Panel Paper: The Structure and Flow of Knowledge for Collaborative Watershed Governance

Thursday, November 6, 2014 : 3:45 PM
Apache (Convention Center)

*Names in bold indicate Presenter

Wendy Kellogg, Cleveland State University
Through this paper we explore how knowledge for watershed management is created and shared in one urbanizing watershed in NE Ohio, the Chagrin River. Governance there has emerged and self-organized into a network of public, private and NGO organizations in a unique model. We sought to characterize the overall structure of the network and the inter-organizational interactions as these might influence the flow of knowledge (instrumental and tacit) used for policy, planning and implementation. We use a combination of institutional and network frameworks to understand both the structure of inter-organizational interactions and the flow of knowledge as these shape overall effectiveness and adaptive capacity.

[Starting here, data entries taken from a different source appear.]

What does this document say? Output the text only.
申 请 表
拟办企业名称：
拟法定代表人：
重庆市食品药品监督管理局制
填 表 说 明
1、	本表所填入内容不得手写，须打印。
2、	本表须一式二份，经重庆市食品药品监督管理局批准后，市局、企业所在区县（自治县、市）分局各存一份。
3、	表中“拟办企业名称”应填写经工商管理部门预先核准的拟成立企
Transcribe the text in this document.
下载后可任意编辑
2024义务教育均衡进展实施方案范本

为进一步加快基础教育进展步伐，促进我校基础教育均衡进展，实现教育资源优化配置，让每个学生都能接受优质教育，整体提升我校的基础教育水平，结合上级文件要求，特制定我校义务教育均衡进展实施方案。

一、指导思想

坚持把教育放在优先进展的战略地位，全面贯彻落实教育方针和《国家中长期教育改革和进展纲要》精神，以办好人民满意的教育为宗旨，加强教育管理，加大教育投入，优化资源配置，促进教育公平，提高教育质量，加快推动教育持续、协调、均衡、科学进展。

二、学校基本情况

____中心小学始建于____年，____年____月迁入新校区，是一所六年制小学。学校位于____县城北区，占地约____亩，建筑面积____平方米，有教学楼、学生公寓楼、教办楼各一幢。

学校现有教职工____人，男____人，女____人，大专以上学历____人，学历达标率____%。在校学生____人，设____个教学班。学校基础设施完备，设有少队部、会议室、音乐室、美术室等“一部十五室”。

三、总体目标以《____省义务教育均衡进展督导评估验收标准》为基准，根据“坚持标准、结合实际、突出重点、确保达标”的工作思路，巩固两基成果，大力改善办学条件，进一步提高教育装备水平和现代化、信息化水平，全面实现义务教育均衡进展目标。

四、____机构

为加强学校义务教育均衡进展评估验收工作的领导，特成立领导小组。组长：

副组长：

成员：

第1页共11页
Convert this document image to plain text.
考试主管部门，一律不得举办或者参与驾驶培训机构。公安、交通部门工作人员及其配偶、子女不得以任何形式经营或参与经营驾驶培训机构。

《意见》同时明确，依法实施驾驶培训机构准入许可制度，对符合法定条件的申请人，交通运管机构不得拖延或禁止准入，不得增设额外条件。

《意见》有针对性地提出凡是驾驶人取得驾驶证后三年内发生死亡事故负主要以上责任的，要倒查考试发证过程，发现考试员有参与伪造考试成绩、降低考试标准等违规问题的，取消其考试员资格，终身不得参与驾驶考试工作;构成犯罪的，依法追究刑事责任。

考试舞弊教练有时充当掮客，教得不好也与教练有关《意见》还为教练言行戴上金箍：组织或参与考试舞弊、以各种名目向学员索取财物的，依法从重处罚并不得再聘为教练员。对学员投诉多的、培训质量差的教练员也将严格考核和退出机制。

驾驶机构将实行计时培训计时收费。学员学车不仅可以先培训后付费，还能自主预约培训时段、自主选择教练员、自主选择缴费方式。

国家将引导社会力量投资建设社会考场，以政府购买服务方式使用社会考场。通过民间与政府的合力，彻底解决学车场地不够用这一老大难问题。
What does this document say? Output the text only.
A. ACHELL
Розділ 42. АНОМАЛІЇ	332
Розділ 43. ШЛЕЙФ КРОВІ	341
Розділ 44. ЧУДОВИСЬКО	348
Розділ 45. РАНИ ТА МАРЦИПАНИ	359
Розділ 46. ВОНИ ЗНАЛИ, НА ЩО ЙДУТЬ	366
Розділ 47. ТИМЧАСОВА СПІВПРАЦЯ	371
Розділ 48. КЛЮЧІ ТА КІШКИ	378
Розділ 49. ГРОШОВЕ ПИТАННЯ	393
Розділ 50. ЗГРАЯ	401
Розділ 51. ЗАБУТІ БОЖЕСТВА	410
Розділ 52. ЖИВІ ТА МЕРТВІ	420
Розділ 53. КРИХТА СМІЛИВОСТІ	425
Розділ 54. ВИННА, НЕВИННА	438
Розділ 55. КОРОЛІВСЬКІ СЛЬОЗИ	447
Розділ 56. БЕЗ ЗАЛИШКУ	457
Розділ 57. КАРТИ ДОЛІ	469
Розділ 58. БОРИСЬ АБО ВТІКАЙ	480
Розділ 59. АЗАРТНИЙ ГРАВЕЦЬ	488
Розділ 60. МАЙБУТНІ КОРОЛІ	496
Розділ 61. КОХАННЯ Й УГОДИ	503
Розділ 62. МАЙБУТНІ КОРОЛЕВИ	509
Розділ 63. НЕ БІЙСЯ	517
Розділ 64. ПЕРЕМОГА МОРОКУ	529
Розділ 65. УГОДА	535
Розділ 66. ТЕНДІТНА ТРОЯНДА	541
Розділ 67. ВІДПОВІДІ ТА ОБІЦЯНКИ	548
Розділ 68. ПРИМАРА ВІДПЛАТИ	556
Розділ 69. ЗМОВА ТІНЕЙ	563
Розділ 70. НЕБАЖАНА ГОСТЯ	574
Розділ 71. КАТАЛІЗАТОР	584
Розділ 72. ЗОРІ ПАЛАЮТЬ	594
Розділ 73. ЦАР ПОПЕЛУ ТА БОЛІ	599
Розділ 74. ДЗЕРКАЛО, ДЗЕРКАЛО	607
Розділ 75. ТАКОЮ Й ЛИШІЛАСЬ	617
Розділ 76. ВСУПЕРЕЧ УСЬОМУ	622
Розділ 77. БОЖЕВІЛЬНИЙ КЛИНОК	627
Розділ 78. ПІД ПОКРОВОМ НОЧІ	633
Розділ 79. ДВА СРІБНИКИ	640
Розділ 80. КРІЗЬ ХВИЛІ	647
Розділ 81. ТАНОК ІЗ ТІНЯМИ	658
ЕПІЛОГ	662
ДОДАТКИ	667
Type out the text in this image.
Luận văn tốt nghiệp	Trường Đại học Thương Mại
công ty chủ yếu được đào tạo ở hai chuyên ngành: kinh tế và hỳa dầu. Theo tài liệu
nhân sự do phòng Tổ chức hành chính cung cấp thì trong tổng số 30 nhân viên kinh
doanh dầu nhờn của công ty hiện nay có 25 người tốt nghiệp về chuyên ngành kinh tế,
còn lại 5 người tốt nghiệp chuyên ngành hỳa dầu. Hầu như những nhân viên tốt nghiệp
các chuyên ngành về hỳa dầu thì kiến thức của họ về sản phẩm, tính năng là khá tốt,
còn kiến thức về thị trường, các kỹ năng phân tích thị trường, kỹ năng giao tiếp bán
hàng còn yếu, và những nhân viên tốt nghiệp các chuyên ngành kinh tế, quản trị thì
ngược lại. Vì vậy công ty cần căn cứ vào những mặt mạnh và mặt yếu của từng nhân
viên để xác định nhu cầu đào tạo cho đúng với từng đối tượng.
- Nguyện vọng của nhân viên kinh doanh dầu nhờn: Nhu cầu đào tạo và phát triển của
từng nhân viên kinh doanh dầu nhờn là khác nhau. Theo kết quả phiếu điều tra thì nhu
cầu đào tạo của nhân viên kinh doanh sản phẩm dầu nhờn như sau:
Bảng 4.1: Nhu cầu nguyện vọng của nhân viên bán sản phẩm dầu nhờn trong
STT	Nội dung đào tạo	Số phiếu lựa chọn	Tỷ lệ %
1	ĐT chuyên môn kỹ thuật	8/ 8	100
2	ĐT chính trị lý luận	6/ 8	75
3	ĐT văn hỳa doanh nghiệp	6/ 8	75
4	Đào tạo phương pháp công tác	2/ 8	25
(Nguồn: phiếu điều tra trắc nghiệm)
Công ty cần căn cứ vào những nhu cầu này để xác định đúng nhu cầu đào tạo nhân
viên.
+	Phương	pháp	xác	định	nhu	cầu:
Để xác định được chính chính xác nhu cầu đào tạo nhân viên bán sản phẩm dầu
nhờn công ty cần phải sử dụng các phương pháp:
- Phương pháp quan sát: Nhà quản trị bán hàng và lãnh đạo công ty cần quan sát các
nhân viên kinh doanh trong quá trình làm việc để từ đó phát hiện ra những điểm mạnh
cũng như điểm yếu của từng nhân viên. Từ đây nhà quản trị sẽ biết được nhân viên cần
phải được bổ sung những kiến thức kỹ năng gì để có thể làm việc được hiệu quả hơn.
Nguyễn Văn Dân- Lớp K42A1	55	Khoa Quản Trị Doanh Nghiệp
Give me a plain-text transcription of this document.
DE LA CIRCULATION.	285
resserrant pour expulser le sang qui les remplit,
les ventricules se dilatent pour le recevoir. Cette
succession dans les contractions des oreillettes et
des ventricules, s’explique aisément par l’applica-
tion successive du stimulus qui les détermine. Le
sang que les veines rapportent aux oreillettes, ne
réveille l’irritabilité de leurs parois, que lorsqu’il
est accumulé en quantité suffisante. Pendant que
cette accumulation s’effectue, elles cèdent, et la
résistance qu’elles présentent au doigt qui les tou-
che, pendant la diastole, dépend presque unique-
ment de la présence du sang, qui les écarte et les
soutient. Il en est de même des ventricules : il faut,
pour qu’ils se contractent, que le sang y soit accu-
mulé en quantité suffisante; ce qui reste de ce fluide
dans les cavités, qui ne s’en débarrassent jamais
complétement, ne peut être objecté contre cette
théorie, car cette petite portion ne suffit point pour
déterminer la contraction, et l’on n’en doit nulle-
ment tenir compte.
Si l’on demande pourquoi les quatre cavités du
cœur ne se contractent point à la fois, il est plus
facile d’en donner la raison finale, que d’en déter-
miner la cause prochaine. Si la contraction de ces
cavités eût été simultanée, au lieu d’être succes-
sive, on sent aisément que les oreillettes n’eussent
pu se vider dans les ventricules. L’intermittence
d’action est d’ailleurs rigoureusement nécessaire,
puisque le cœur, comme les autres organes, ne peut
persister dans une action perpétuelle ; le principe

 Our data comes from 20 semi-structured interviews with watershed actors, and document and web page review of more than 200 organizations somehow connected to watershed and land conservation activities.  We generate the network analysis using UCINET software.

Our research questions asked whether we could discern a pattern in these interactions through a network analysis, that combined with responses from the interviews with stakeholders, would identify a “core” group of organizations—thereby likely to exert the most influence on policy and implementation in general and the flow of knowledge generation, sharing and use—as well as the organizations that performed a bridging function to activate “structural holes” of knowledge in the network (Frank et al 2012).  Would the presence of an organization engaged in more than one type of activity—constitutional, collective policy making and operational—(Hardy and Koontz, 2009; Ostrom, 1990; Imperial, 2005)—and interacting with organizations in different sectors (public, private, NGO) and in different geographies across the watershed, indicate an important role in generation and diffusion of knowledge as documented in a set of interviews? Which organizations are the sources of different types of knowledge for governance and how do interactions in different settings (plan making, projects, etc.) allow the individuals to learn through social learning and build capacity to adapt to future conditions in the social-ecological system of the watershed?